‘Green’ energy not always so clean

Ronnie Greene | iWatch News

Flambeau River Papers LLC in Park Falls, Wisc., uses pellets made with wood waste and a small amount of plastic binder as fuel to replace coal. John Flesher/The Associated Press

Just 12 miles apart in the belly of California, a pair of 12.5 megawatt power plants fouled the air with a toxic brew of pollutants — nitrogen dioxide, sulfur dioxide, carbon monoxide, ammonia and particulate matter. They released thick plumes and visible dust. They failed to install proper monitoring equipment, and failed to file reports on their emissions.

Another instance of coal plants polluting the environment?

Not quite. These are biomass power plants, part of the so-called green wave of the future.
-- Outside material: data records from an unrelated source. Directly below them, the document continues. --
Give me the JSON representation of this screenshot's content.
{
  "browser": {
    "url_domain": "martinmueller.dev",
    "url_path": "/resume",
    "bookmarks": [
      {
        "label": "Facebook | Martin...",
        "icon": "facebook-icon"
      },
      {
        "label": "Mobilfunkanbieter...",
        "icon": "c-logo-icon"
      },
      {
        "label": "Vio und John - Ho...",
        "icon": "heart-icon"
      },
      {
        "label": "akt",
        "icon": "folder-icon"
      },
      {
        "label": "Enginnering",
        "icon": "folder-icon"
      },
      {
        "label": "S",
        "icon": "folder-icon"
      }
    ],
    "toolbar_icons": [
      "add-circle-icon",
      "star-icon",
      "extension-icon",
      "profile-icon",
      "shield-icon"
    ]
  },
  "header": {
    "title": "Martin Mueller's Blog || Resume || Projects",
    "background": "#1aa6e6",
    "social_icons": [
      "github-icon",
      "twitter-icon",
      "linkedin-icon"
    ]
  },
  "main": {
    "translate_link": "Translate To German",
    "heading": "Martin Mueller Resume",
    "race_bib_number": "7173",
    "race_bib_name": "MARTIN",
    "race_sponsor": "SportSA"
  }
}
Pitched as a smarter, environmentally-friendly way to produce power, the electricity generating stations are spreading nationwide, spurred by hundreds of millions in stimulus dollars and big muscle support from members of Congress and the U.S. Environmental Protection Agency. Generating electricity by burning trees, construction debris, poultry litter and agricultural mass has become a key element in a larger push to develop sources of alternative energy, and popular because it’s been around for decades and is reliable.

Yet green energy is not always so green.

EPA spokeswoman Margot Perez-Sullivan said the plants were investigated on a case-by-case basis so the agency could not presume anything about Clean Air Act compliance of the biomass power industry in general. She said due to the confidential nature of EPA’s enforcement issues, it could not provide any additional details on the investigation.

Worries about the potential health effects have sent ripples through communities where new plants are being built. The industry and its allies in Washington, meanwhile, have managed to delay for three years finalizing a study into the legitimacy of claims that biomass pollution fouls the air and harms health , perhaps even contributing to asthma and heart disease.

Regulators this year slapped the two San Joaquin Valley plants, owned by Massachusetts’ Global Ampersand LLC, with $835,000 in penalties for sweeping alleged violations of the federal Clean Air Act and local regulations. The company agreed to pay the fines and clean up its act without admitting to the violations.